SHAKING THE DICE IN ASIA.

Publication: Monitor Volume: 7 Issue: 89

Whether the Indian government’s seemingly contradictory position on missile defense and the ABM treaty is sustainable or not remains to be seen, however. The government’s sudden shift toward Washington provoked a furor among government opposition groups and was the object of withering criticism in a number of newspaper commentaries. It threatens also to introduce new tensions in New Delhi’s relations with Beijing–a point that was underlined repeatedly by those in India uncomfortable with the government’s shift. The tumult in New Delhi is also indicative of how fluid the diplomatic situation has suddenly become with respect to relations between and among the United States and Asia’s three major continental powers. The still nascent rapprochement between Washington and both Moscow and New Delhi comes after Bush administration officials had denounced Moscow as a dangerous proliferator of military technologies and had lumped India together with Libya and North Korea as beneficiaries of these Russian technology transfers. This earlier, more confrontational U.S. posture had contributed to increasingly close relations between Russia and both China and India, and had led some in Moscow to dream of the creation of some sort of Beijing-New Delhi-Moscow “axis.” That was never likely (and both Ivanov and Singh played down the notion during their May 5 press conference), but these most recent developments do have the potential to generate new tensions between the three, and particularly between both Moscow and New Delhi and Beijing. Indeed, the Bush administration’s overtures toward India and Russia are presumably intended to support a broader policy of isolating China. Meanwhile, Moscow’s own efforts to act as an informal mediator between China and India will likely continue, and were evident in Ivanov’s recent itinerary. It was probably no accident that his trip to New Delhi followed extensive consultations in Moscow between top Russian officials and Chinese Foreign Minister Tang Jiaxuan (see the Monitor, May 2).
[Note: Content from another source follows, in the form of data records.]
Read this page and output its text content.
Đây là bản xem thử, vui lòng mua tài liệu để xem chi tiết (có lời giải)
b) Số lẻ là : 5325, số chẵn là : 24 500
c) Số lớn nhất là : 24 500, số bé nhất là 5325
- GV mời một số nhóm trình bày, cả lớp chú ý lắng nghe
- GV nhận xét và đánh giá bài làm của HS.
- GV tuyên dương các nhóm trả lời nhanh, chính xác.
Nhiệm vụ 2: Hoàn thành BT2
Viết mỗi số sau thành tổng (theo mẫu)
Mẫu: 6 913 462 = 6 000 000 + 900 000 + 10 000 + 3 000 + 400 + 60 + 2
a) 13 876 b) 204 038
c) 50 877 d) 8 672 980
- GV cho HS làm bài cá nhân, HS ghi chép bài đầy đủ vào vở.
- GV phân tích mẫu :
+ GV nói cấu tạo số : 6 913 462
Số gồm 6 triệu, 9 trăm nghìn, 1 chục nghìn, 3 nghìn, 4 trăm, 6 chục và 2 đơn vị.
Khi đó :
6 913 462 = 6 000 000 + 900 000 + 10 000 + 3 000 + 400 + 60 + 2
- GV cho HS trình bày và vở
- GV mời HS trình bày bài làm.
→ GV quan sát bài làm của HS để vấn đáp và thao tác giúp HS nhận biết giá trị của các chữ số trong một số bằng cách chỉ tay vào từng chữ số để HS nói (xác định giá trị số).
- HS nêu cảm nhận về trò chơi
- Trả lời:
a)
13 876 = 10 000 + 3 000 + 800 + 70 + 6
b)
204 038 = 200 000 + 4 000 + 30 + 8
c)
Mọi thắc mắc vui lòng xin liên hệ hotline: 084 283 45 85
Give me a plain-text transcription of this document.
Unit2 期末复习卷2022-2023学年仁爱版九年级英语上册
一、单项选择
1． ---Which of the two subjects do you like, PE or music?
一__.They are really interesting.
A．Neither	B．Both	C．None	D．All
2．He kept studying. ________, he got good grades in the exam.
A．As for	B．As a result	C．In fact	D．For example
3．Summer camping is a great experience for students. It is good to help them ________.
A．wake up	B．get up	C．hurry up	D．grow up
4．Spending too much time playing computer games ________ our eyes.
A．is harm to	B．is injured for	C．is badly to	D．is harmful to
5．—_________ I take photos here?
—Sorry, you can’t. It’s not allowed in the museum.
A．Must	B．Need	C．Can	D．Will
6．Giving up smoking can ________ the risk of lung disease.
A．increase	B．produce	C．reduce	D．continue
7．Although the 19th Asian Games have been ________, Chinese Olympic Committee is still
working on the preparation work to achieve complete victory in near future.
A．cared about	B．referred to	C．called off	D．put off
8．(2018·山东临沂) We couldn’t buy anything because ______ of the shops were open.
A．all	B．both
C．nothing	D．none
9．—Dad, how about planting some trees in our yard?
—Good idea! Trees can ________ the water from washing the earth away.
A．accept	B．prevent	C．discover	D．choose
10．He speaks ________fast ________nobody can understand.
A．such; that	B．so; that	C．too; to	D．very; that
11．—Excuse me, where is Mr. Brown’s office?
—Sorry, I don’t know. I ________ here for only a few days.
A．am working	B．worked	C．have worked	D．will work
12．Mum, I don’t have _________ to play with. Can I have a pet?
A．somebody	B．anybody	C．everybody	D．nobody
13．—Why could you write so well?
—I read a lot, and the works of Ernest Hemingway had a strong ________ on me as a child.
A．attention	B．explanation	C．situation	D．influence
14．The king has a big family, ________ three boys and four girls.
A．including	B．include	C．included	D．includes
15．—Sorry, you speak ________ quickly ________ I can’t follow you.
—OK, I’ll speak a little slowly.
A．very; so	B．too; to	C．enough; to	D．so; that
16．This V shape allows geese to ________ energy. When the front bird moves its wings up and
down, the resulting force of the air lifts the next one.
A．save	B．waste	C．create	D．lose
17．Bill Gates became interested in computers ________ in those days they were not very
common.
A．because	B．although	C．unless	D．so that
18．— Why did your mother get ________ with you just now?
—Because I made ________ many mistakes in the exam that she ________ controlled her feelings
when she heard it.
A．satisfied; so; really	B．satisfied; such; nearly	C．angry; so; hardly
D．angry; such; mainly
The contours of the now evolving diplomatic battle over missile defense should become clearer in the months to come. The Bush administration is dispatching envoys to capitals around the world to sell its missile defense plan, and Russian-U.S. arms control talks look like they may be set to resume in the near future. Meanwhile, Russian President Vladimir Putin is scheduled to meet with his Chinese counterpart Jiang Zemin in June. Jiang will then travel to Moscow in July for a long-awaited Russian-Chinese summit meeting at which the two countries are expected to sign a treaty of friendship and good neighborly relations. The content of this treaty remains unpublished, but some analysts suggest that it could contain secret memorandums spelling out a boost in Russian-Chinese defense cooperation and, presumably, in Russian arms sales to China. Such an arrangement would serve China’s needs in its escalating confrontation with the United States over Taiwan, and might also further advance what some believe is a key (and Machiavellian) element in Russia’s strategy of friendship with Beijing: to deflect Chinese attentions away from the still disputed Chinese-Russian border region toward Taiwan, and thereby to keep Beijing embroiled in a tense standoff with the United States (The Hindu, May 6; International Herald Tribune, April 18).

At the same time, Russian and Indian officials announced in New Delhi over the weekend that Putin will meet in Moscow in November with Indian Prime Minister Atal Behary Vajpayee. It will be their second summit meeting, and its results could say much about whether New Delhi–suddenly teetering between a traditional ally and a long-time antagonist–will choose in the coming years to lean toward Moscow or to Washington.